The study aims to determine whether delayed antibiotics, compared to immediate prescribing, results in decreased antibiotic use and similar clinical improvement in children with mild pneumonia.


RT’s Three Key Takeaways:

  1. Comparison of Approaches: The study will compare immediate antibiotic prescribing with the SNAP approach, which involves delaying antibiotics unless symptoms worsen, to determine the most effective strategy for managing mild pneumonia in children.
  2. Focus on Reducing Antibiotic Use: A primary goal of the study is to see if the SNAP approach can significantly reduce unnecessary antibiotic use, which is important for minimizing side effects and combating antibiotic resistance.
  3. Clinical Outcomes: The research aims to establish whether the SNAP approach can achieve clinical outcomes that are comparable to immediate antibiotic prescribing, ensuring that children’s health is not compromised while reducing antibiotic exposure.

Ann & Robert H. Lurie Children’s Hospital of Chicago, in partnership with University of Utah Health, has been approved for $12 million in research funding by the Patient-Centered Outcomes Research Institute (PCORI) for a study that will compare two ways to use antibiotics in young children with mild pneumonia, one of the leading reasons children seek acute care, who are well enough to be cared for at home.

The first approach is to prescribe and give antibiotics immediately, which is the current standard of care. The second way is to prescribe an antibiotic but not give it unless the child’s symptoms worsen or do not improve within three days, an approach that is known as a Safety-Net Antibiotic Prescription (SNAP). 

The study aims to determine whether SNAP, compared to immediate prescribing, results in decreased antibiotic use and similar clinical improvement in children with mild pneumonia.

Rationale Behind the SNAP Approach

“Most pneumonias in young children are caused by a virus, which the body fights off without antibiotics.
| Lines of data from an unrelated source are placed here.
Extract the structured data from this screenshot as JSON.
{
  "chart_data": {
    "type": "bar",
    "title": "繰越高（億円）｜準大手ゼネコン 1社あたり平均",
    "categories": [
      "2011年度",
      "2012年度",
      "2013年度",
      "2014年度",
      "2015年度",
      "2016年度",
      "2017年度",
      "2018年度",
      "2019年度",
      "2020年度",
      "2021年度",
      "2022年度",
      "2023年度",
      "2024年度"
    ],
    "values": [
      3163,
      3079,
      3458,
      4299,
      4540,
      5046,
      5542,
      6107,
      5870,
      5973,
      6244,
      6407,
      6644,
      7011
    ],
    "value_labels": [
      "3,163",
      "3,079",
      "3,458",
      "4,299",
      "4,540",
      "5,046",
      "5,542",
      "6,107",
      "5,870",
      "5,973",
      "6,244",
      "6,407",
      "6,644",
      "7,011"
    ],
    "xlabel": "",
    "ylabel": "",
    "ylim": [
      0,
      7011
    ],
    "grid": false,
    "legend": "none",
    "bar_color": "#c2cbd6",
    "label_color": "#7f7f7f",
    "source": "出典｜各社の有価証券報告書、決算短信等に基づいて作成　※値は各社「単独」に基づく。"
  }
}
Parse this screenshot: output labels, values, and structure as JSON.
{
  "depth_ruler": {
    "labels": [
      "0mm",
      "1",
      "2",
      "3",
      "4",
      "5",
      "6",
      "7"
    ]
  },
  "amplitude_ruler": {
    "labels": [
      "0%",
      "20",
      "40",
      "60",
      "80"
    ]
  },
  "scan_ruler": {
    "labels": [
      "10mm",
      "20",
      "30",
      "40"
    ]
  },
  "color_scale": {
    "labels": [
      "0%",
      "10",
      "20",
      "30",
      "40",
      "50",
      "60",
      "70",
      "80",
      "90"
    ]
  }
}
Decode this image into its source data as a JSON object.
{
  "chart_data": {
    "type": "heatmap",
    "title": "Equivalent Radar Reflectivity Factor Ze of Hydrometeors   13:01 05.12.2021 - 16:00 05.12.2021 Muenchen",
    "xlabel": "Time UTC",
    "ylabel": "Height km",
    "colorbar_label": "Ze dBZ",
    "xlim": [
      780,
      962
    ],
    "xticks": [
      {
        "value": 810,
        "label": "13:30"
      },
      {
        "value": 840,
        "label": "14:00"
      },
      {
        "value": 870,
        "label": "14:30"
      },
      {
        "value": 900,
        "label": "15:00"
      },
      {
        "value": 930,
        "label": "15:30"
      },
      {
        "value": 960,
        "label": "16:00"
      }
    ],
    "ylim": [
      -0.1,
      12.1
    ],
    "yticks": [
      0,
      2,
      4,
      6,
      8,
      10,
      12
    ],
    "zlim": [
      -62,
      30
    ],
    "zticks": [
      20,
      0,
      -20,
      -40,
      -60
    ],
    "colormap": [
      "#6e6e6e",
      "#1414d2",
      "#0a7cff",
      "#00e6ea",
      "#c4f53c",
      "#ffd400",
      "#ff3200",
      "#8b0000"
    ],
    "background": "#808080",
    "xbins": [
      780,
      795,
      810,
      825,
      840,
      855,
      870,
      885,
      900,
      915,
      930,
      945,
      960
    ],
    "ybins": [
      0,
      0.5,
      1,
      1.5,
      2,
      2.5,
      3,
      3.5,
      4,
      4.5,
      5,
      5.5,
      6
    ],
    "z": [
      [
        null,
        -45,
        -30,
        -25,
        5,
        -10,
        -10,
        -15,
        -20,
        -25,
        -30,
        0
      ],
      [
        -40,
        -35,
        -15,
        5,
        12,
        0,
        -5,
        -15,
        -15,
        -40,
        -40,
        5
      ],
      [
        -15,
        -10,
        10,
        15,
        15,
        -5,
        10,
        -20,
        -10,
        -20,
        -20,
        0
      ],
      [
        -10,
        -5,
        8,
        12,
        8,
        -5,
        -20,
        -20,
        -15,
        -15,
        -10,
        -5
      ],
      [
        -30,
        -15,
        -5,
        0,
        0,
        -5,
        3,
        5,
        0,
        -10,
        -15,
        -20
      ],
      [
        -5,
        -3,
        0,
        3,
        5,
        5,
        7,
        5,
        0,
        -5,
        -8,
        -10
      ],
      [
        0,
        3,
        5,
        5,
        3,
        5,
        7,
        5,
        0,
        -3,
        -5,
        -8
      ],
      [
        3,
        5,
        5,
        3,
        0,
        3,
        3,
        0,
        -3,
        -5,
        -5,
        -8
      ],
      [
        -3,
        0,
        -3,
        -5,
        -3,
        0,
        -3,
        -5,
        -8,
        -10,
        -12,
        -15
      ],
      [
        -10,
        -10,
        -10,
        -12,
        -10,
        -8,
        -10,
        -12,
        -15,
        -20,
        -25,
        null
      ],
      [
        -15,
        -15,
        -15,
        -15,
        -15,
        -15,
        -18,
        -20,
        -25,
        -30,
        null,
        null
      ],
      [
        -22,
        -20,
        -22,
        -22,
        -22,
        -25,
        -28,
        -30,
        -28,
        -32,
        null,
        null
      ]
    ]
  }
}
Despite this, most children with pneumonia are currently treated with antibiotics,” says co-principal investigator Todd Florin, MD, MSCE, associate division head for academic affairs and research in the Division of Emergency Medicine at Lurie Children’s and associate professor of pediatrics at Northwestern University Feinberg School of Medicine, in a release. 

He adds, “It is important to avoid exposing children to unnecessary antibiotics for many reasons, including their side effects, such as rashes that can mimic allergies or an upset stomach. We also want to avoid the development of antibiotic-resistant bacteria, a global health threat. A SNAP treatment strategy is currently recommended for ear infections in children and has safely decreased antibiotic use for this condition. This strategy has not been evaluated in pneumonia. We hope our study shows a similar impact and identifies factors that influence implementation of a SNAP strategy.”

The research team is working with 12 pediatric primary care offices and three urgent care centers that are part of the Pediatric Research Consortium at The Children’s Hospital of Philadelphia, and four pediatric emergency departments across the country, including Lurie Children’s and Utah’s Intermountain Primary Children’s Hospital, to enroll 1,823 children between 1 and 6 years of age who have been diagnosed with mild pneumonia. 

Study Methodology and Follow-Up

The team will assign children randomly to a group that receives immediate antibiotic prescribing or to a group that uses the SNAP approach.

The research team will follow up with the parent/guardian three times over the 14 days after the child’s appointment to collect information about symptom improvement, antibiotic use, return to healthcare, child quality of life, parent satisfaction, and antibiotic side effects. The research team will also study how SNAP is implemented by talking to parents/guardians and pediatricians about factors that might make it easier or harder to use this approach.

Informed by Patient and Clinician Input

“The decision to compare immediate antibiotic prescribing and the SNAP approach was informed by our research on how parents and pediatricians feel about navigating the care of children with pneumonia in real-world settings,” says co-principal investigator Julia E. Szymczak, PhD, associate professor of epidemiology and co-director of the Utah Quality Advancement Laboratory in the Department of Internal Medicine at the Spencer Fox Eccles School of Medicine at U of U Health, in a release. 

Szymczak continues, “It is important for researchers to generate evidence that patients and clinicians need to guide difficult healthcare decisions, such as when to use an antibiotic. Nobody wants to give unnecessary medicine, but it is scary to care for a child with pneumonia. And it’s often unclear whether an antibiotic will help. SNAP empowers parents to give their child a chance to fight off the infection on their own while also having fast access to antibiotics if it becomes clear they are needed.”     

The study was selected through PCORI’s review process in which patients, caregivers, and other stakeholders join scientists to evaluate proposals. The award has been approved pending completion of PCORI’s business and programmatic review and issuance of a formal award contract.

PCORI is an independent, nonprofit organization authorized by Congress with a mission to fund patient-centered comparative clinical effectiveness research that provides patients, their caregivers, and clinicians with evidence-based information to make better-informed health and health care decisions.